Это говорилось по-польски, поэтому запомнилось мне.
Чувства,
– Рана совсем неопасная, – оправдывалась я. – Заживет и без повязки…
Разговор с Изой
Никто от тебя не требовал сочувствия по отношению к этой женщине. Она же тебя не пожалела, когда въехала в твой дом и забрала у тебя мужа.
– И все же мое сочувствие не было показным.
Мои сокамерницы, за исключением Аферистки номер один, у которой разболелась голова, отправились в камеру по соседству смотреть цветной телевизор. Вскоре я услышала за стеной взрывы хохота, а потом вбежала Маска, она вся светилась.
– Дарья, слушай, вот так номер! В Америке одна баба своему мужу отрезала член!
– Прекрати сейчас же, меня сейчас вырвет! – откликнулась слабым голосом Аферистка, лежавшая лицом к стене.
– Что ни говори, а баба находчивая!
Внезапно, открыв глаза, я увидела перед собой белую стену. Я была совершенно одна. В изоляторе. Но где? В тюремной больнице? Нет, там, кажется, нет такого помещения. Так значит, это больница в Слубицах? А может, в Варшаве? Страшно болела голова, я чувствовала себя обессиленной, не могла даже приподнять руку с одеяла. Оказалось, что я подключена к капельнице. Что произошло? Почему я здесь?
Перед тем как я очнулась, мне снился странный сон. Снилось, что я стою у кровати моей соперницы. В больнице, где она умирала, я никогда не была. Это он там дежурил, а потом приходил на Мальчевского, забивался в угол и молчал. Мы оба молчали. Однажды я застала его сидящим на лестнице перед квартирой дяди.
– У тебя ведь есть ключи, – сказала я, а он поднял голову и посмотрел на меня. Я была в ужасе, взгляд у него был совершенно отсутствующий.

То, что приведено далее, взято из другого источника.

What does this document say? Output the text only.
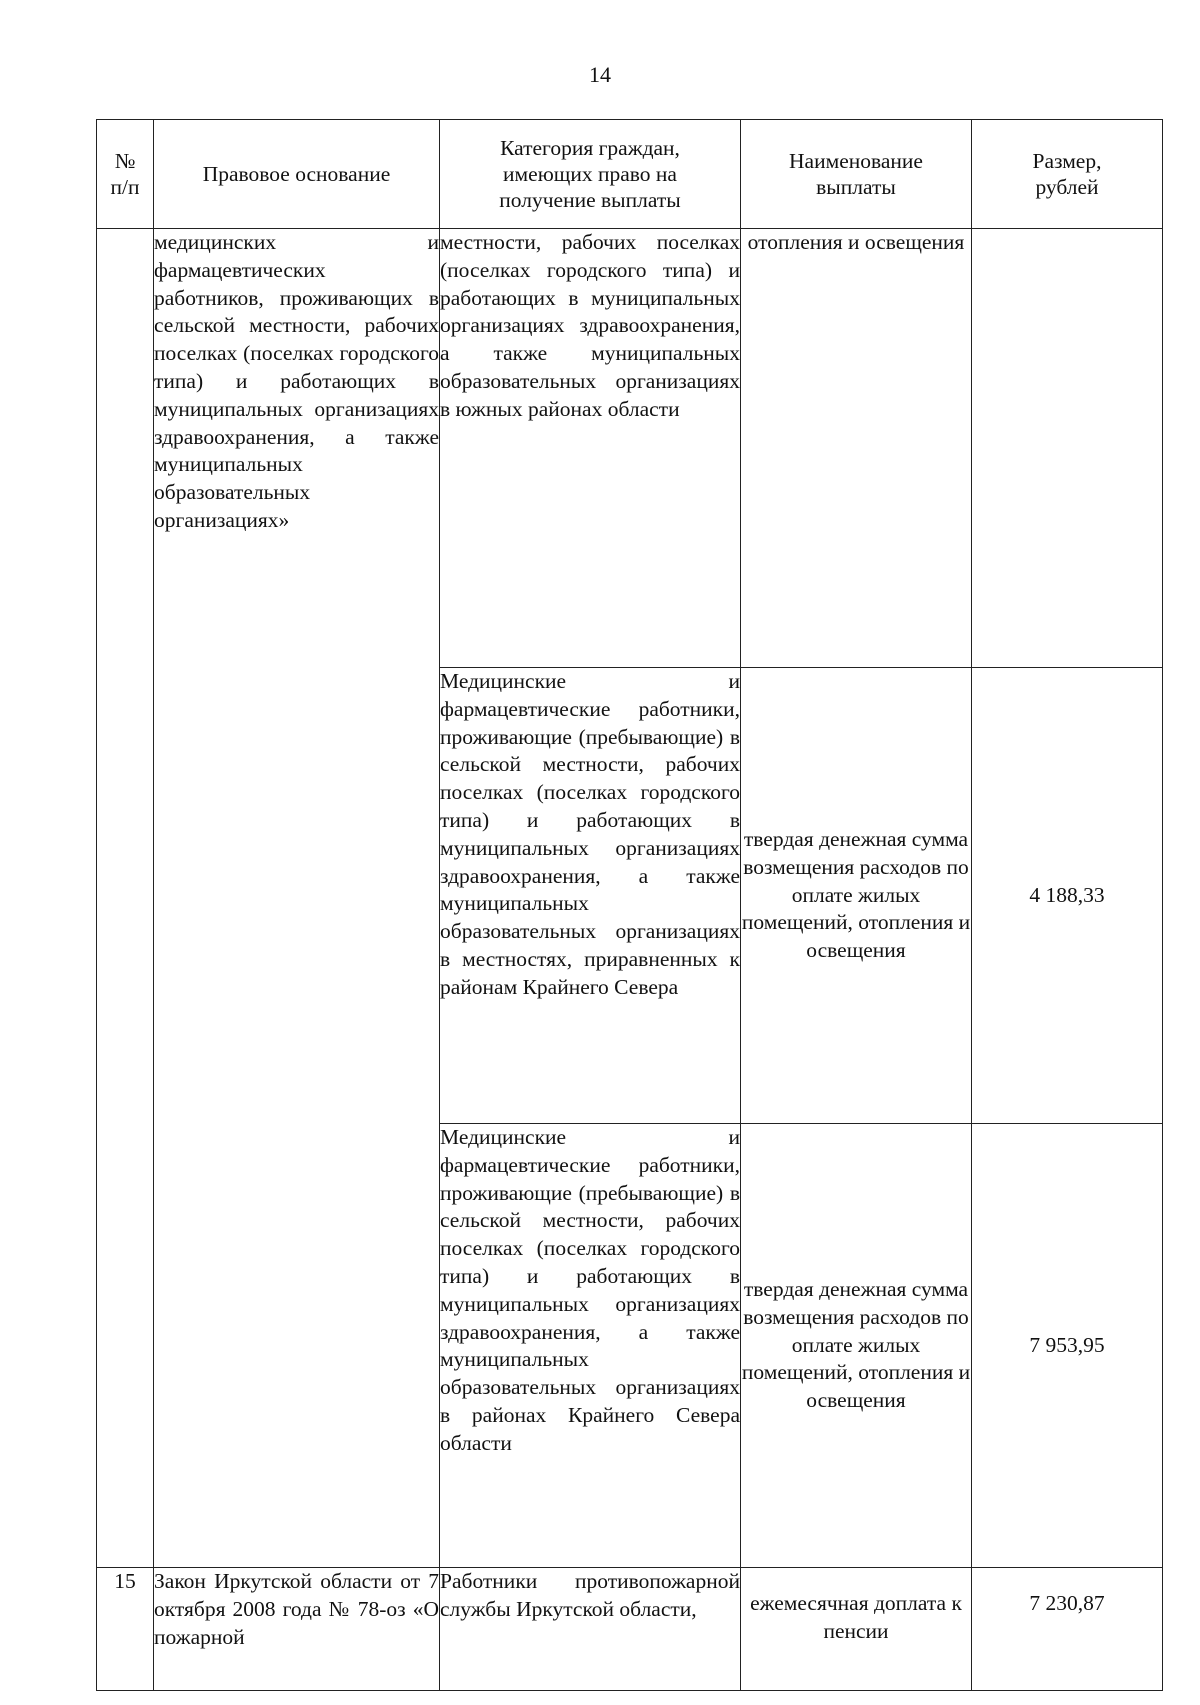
14
№
п/п	Правовое основание	Категория граждан, имеющих право на получение выплаты	Наименование выплаты	Размер, рублей
	медицинских и фармацевтических работников, проживающих в сельской местности, рабочих поселках (поселках городского типа) и работающих в муниципальных организациях здравоохранения, а также муниципальных образовательных организациях»	местности, рабочих поселках (поселках городского типа) и работающих в муниципальных организациях здравоохранения, а также муниципальных образовательных организациях в южных районах области	отопления и освещения	
		Медицинские и фармацевтические работники, проживающие (пребывающие) в сельской местности, рабочих поселках (поселках городского типа) и работающих в муниципальных организациях здравоохранения, а также муниципальных образовательных организациях в местностях, приравненных к районам Крайнего Севера	твердая денежная сумма возмещения расходов по оплате жилых помещений, отопления и освещения	4 188,33
		Медицинские и фармацевтические работники, проживающие (пребывающие) в сельской местности, рабочих поселках (поселках городского типа) и работающих в муниципальных организациях здравоохранения, а также муниципальных образовательных организациях в районах Крайнего Севера области	твердая денежная сумма возмещения расходов по оплате жилых помещений, отопления и освещения	7 953,95
15	Закон Иркутской области от 7 октября 2008 года № 78-оз «О пожарной	Работники противопожарной службы Иркутской области,	ежемесячная доплата к пенсии	7 230,87
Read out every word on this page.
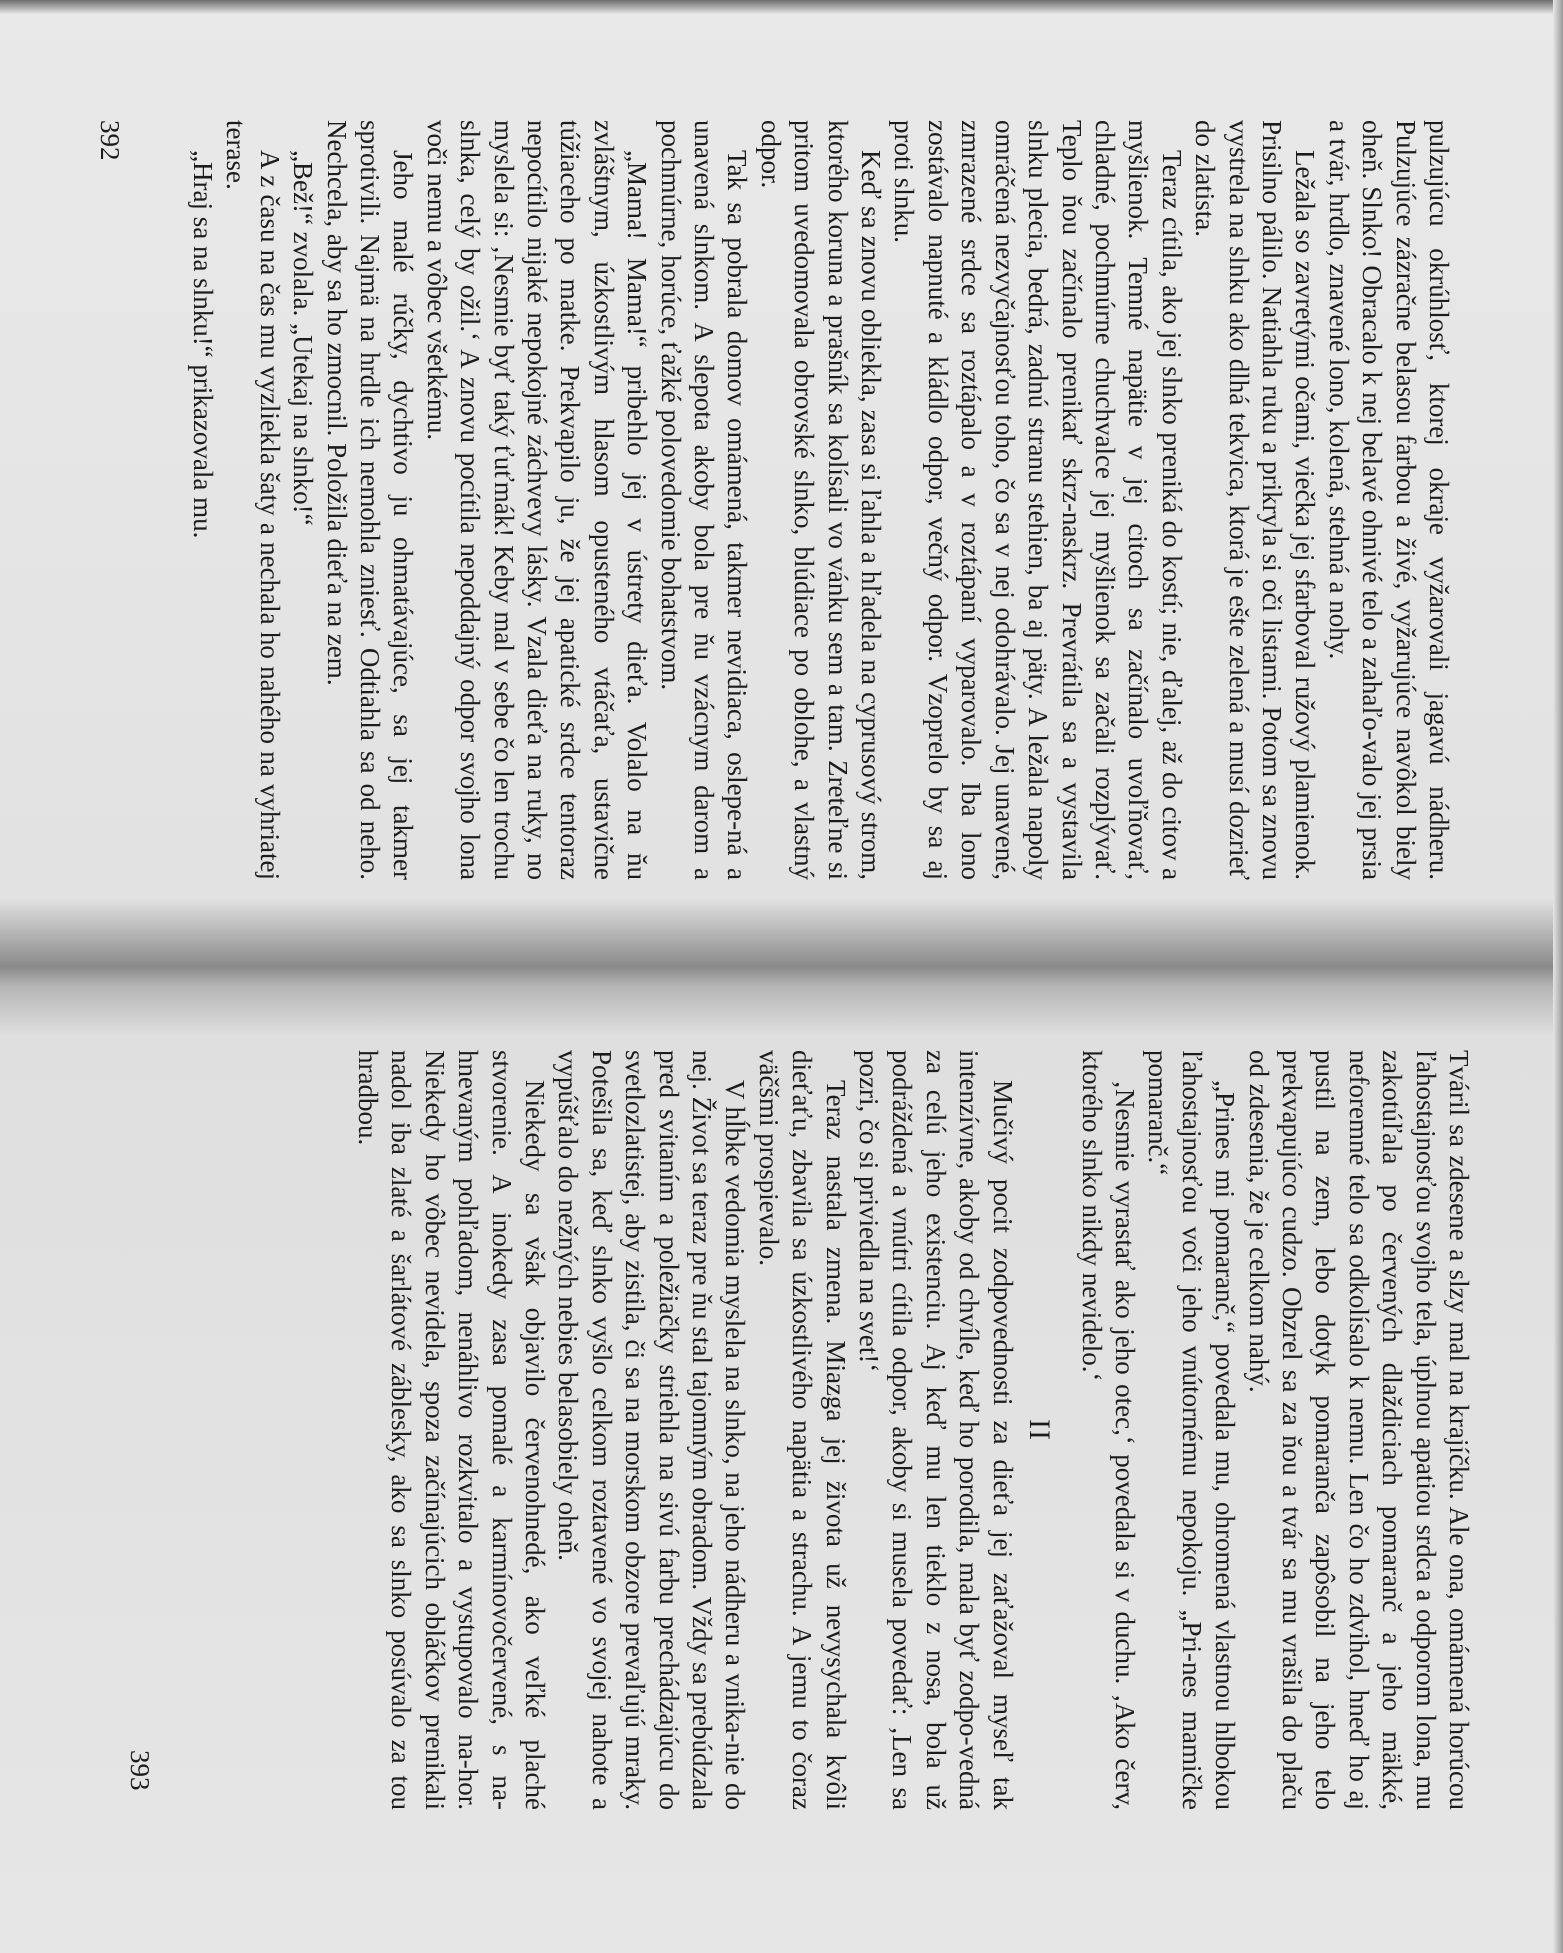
pulzujúcu okrúhlosť, ktorej okraje vyžarovali jagavú nádheru. Pulzujúce zázračne belasou farbou a živé, vyžarujúce navôkol biely oheň. Slnko! Obracalo k nej belavé ohnivé telo a zahaľo-valo jej prsia a tvár, hrdlo, znavené lono, kolená, stehná a nohy.

Ležala so zavretými očami, viečka jej sfarboval ružový plamienok. Prisilno pálilo. Natiahla ruku a prikryla si oči listami. Potom sa znovu vystrela na slnku ako dlhá tekvica, ktorá je ešte zelená a musí dozrieť do zlatista.

Teraz cítila, ako jej slnko preniká do kostí; nie, ďalej, až do citov a myšlienok. Temné napätie v jej citoch sa začínalo uvoľňovať, chladné, pochmúrne chuchvalce jej myšlienok sa začali rozplývať. Teplo ňou začínalo prenikať skrz-naskrz. Prevrátila sa a vystavila slnku plecia, bedrá, zadnú stranu stehien, ba aj päty. A ležala napoly omráčená nezvyčajnosťou toho, čo sa v nej odohrávalo. Jej unavené, zmrazené srdce sa roztápalo a v roztápaní vyparovalo. Iba lono zostávalo napnuté a kládlo odpor, večný odpor. Vzoprelo by sa aj proti slnku.

Keď sa znovu obliekla, zasa si ľahla a hľadela na cyprusový strom, ktorého koruna a prašník sa kolísali vo vánku sem a tam. Zreteľne si pritom uvedomovala obrovské slnko, blúdiace po oblohe, a vlastný odpor.

Tak sa pobrala domov omámená, takmer nevidiaca, oslepe-ná a unavená slnkom. A slepota akoby bola pre ňu vzácnym darom a pochmúrne, horúce, ťažké polovedomie bohatstvom.

„Mama! Mama!“ pribehlo jej v ústrety dieťa. Volalo na ňu zvláštnym, úzkostlivým hlasom opusteného vtáčaťa, ustavične túžiaceho po matke. Prekvapilo ju, že jej apatické srdce tentoraz nepocítilo nijaké nepokojné záchvevy lásky. Vzala dieťa na ruky, no myslela si: ‚Nesmie byť taký ťuťmák! Keby mal v sebe čo len trochu slnka, celý by ožil.‘ A znovu pocítila nepoddajný odpor svojho lona voči nemu a vôbec všetkému.

Jeho malé rúčky, dychtivo ju ohmatávajúce, sa jej takmer sprotivili. Najmä na hrdle ich nemohla zniesť. Odtiahla sa od neho. Nechcela, aby sa ho zmocnil. Položila dieťa na zem.

„Bež!“ zvolala. „Utekaj na slnko!“

A z času na čas mu vyzliekla šaty a nechala ho nahého na vyhriatej terase.

„Hraj sa na slnku!“ prikazovala mu.

392

Tváril sa zdesene a slzy mal na krajíčku. Ale ona, omámená horúcou ľahostajnosťou svojho tela, úplnou apatiou srdca a odporom lona, mu zakotúľala po červených dlaždiciach pomaranč a jeho mäkké, neforemné telo sa odkolísalo k nemu. Len čo ho zdvihol, hneď ho aj pustil na zem, lebo dotyk pomaranča zapôsobil na jeho telo prekvapujúco cudzo. Obzrel sa za ňou a tvár sa mu vrašila do plaču od zdesenia, že je celkom nahý.

„Prines mi pomaranč,“ povedala mu, ohromená vlastnou hlbokou ľahostajnosťou voči jeho vnútornému nepokoju. „Pri-nes mamičke pomaranč.“

‚Nesmie vyrastať ako jeho otec,‘ povedala si v duchu. ‚Ako červ, ktorého slnko nikdy nevidelo.‘

II

Mučivý pocit zodpovednosti za dieťa jej zaťažoval myseľ tak intenzívne, akoby od chvíle, keď ho porodila, mala byť zodpo-vedná za celú jeho existenciu. Aj keď mu len tieklo z nosa, bola už podráždená a vnútri cítila odpor, akoby si musela povedať: ‚Len sa pozri, čo si priviedla na svet!‘

Teraz nastala zmena. Miazga jej života už nevysychala kvôli dieťaťu, zbavila sa úzkostlivého napätia a strachu. A jemu to čoraz väčšmi prospievalo.

V hĺbke vedomia myslela na slnko, na jeho nádheru a vnika-nie do nej. Život sa teraz pre ňu stal tajomným obradom. Vždy sa prebúdzala pred svitaním a poležiačky striehla na sivú farbu prechádzajúcu do svetlozlatistej, aby zistila, či sa na morskom obzore prevaľujú mraky. Potešila sa, keď slnko vyšlo celkom roztavené vo svojej nahote a vypúšťalo do nežných nebies belasobiely oheň.

Niekedy sa však objavilo červenohnedé, ako veľké plaché stvorenie. A inokedy zasa pomalé a karmínovočervené, s na-hnevaným pohľadom, nenáhlivo rozkvitalo a vystupovalo na-hor. Niekedy ho vôbec nevidela, spoza začínajúcich obláčkov prenikali nadol iba zlaté a šarlátové záblesky, ako sa slnko posúvalo za tou hradbou.

393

– Сегодня утром она умерла, – сказал он.
Перед моими глазами возникла сцена, когда я видела ее в последний раз. Забежав в продуктовый магазин, я случайно наткнулась на них обоих. Ее я узнала только потому, что рядом с ней был Эдвард, – так сильно она изменилась. От ее пышной фигуры почти ничего не осталось, теперь она казалась костлявой, зачесанные в пучок волосы открывали исхудавшую шею. Стоя у прилавка, она выбирала плавленый сыр, потом в какой-то момент повернула голову к Эдварду, и тогда я увидела ее лицо нездорового желтоватого оттенка, с темными кругами под глазами. Помню, я тогда подумала, что это из– за весеннего авитаминоза. Я не знала, что она больна.
Стоя в хвосте длинной очереди, я наблюдала, как они отходят от прилавка и направляются в сторону выхода. Эдвард нес сумку с покупками, идя на шаг сзади нее. В его фигуре было что-то лакейское, он чуть не наступал ей на пятки, весь подавшись вперед. Мне припомнился снимок из одного английского журнала, на котором была запечатлена мать последнего царя России, седовласая Мария Федоровна, в обществе верного ей казака лейб-гвардии. Он тоже шел на шаг позади бывшей царицы, готовый исполнить любой ее приказ. Они продефилировали мимо, настолько поглощенные друг другом, что ни один из них так меня и не заметил.